Core Viewpoint - The company has completed a randomized, double-blind, placebo-controlled study assessing the safety, tolerability, and preliminary efficacy of ASC47 in obese subjects without type 2 diabetes, with results expected in Q4 2025 [1] Group 1: Product Overview - ASC47 is a long-acting subcutaneous thyroid hormone receptor β selective small molecule agonist developed by the company, designed to target fat tissue and achieve high drug concentrations in adipose tissue in a dose-dependent manner [1] - In a diet-induced obesity mouse model, ASC47 demonstrated a significant ability to reduce fat compared to semaglutide and tirzepatide, with notable statistical significance [1] Group 2: Clinical Study Insights - The study involved 28 subjects, and ASC47 showed a half-life of up to 40 days in a Phase Ib study of obese subjects [1] - In head-to-head comparisons in a diet-induced obesity mouse model, low-dose ASC47 combined with semaglutide resulted in a 56.7% greater weight reduction compared to semaglutide alone, without muscle loss [1]

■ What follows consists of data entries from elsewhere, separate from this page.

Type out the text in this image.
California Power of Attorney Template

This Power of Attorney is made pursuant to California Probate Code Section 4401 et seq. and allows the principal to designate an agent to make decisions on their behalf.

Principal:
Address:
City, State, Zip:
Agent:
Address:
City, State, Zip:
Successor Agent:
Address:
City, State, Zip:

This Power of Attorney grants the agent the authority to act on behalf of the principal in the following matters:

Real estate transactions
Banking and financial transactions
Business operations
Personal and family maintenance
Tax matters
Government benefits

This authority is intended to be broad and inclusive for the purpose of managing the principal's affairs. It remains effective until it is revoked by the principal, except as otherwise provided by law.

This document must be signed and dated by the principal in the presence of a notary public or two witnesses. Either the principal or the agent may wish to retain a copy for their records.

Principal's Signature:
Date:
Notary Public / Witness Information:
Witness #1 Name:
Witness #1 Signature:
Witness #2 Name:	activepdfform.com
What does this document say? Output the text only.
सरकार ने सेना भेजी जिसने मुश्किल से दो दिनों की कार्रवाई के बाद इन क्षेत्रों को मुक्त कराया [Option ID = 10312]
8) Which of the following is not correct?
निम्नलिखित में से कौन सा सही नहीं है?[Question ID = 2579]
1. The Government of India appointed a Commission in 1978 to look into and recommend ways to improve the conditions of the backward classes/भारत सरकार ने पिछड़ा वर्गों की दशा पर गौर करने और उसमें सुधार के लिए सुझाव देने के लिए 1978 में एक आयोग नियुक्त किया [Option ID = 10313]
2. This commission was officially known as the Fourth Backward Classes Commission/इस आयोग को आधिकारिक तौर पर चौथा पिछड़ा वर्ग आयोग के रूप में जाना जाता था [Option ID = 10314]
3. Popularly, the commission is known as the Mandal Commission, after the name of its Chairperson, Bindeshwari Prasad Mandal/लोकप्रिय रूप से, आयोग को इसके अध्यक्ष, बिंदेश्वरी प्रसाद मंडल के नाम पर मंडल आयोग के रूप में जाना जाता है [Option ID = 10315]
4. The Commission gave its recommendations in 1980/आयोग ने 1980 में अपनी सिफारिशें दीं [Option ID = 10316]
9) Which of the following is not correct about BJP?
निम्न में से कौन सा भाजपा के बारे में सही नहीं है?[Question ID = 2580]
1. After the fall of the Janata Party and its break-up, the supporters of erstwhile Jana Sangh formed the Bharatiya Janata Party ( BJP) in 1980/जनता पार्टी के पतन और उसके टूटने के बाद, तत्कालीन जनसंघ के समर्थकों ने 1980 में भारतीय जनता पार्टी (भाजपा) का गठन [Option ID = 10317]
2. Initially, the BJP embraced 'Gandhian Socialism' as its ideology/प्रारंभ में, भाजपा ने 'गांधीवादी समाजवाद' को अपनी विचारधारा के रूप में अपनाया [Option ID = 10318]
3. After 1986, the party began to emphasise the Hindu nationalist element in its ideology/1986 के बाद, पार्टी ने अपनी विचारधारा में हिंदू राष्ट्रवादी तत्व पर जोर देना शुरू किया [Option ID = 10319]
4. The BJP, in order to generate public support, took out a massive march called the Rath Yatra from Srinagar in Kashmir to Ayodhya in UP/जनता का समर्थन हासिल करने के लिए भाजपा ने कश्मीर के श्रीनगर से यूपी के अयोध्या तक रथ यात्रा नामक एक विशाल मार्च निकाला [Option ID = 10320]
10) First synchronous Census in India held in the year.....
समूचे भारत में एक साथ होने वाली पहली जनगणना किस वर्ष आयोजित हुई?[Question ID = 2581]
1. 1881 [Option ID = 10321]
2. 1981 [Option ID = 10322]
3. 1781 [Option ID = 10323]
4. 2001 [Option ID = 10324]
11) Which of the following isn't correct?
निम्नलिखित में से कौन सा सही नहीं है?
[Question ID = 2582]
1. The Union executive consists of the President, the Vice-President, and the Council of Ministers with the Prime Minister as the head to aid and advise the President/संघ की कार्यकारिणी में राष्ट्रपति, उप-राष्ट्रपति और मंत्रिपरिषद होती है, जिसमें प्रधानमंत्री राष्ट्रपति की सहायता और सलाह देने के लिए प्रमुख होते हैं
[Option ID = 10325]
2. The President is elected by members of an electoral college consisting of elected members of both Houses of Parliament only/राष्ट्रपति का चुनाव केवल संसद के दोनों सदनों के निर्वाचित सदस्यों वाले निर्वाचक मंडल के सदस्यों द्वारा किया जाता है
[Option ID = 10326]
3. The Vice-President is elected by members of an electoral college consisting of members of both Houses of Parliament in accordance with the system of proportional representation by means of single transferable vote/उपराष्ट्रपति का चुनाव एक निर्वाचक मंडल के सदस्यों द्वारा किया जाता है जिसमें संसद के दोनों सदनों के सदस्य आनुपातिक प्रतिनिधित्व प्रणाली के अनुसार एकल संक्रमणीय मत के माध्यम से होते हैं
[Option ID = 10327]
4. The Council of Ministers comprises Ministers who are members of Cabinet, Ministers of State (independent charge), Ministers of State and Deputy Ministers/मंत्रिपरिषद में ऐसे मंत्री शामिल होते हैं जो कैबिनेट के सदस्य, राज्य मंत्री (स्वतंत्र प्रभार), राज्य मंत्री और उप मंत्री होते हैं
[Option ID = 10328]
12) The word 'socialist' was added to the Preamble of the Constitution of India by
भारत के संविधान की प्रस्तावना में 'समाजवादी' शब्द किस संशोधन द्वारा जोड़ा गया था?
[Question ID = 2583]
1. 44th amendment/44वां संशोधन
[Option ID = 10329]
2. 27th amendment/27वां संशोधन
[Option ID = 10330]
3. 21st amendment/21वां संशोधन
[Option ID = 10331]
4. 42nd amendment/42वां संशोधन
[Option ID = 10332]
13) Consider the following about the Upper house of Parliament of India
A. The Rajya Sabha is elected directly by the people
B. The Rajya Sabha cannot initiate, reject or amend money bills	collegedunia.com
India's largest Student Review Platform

Core Viewpoint - The STEP 5 trial demonstrates that semaglutide 2.4 mg is effective for long-term weight management in obese adults without type 2 diabetes, showing significant and sustained weight loss over a two-year period [2][3][4]. Group 1: Trial Overview - STEP 5 is a phase 3b randomized, double-blind, placebo-controlled trial involving 304 adults with obesity (BMI ≥30 kg/m²) or overweight (BMI ≥27 kg/m²) [3][4]. - Participants were assigned to receive either weekly subcutaneous injections of 2.4 mg semaglutide or a placebo, alongside a low-calorie diet and increased physical activity, for 104 weeks [3][4]. - The primary endpoint was the percentage change in weight and the proportion of participants achieving a weight loss of ≥5% by week 104 [3]. Group 2: Weight Loss Results - The semaglutide group experienced a weight loss of -15.2%, compared to -2.6% in the placebo group [4]. - 77.1% of participants in the semaglutide group lost at least 5% of their body weight, while only 34.4% in the placebo group achieved this [4]. Group 3: Safety and Side Effects - Common adverse events associated with semaglutide included nausea, diarrhea, vomiting, constipation, and abdominal pain [6]. - The safety profile of semaglutide in STEP 5 was consistent with previous trials, with 5.9% of patients discontinuing treatment due to adverse events [6]. Group 4: Health Improvements - Significant improvements were observed in waist circumference (-14.4 cm in the semaglutide group vs. -5.2 cm in the placebo group) and systolic blood pressure (-5.7 mmHg vs. -1.6 mmHg) [7]. - Semaglutide also improved various metabolic health markers, including HbA1c, fasting blood glucose, and lipid profiles [7]. Group 5: STEP Trial Context - The STEP program is a comprehensive phase 3 clinical development plan for semaglutide, involving approximately 4,500 overweight or obese adults across multiple trials [8].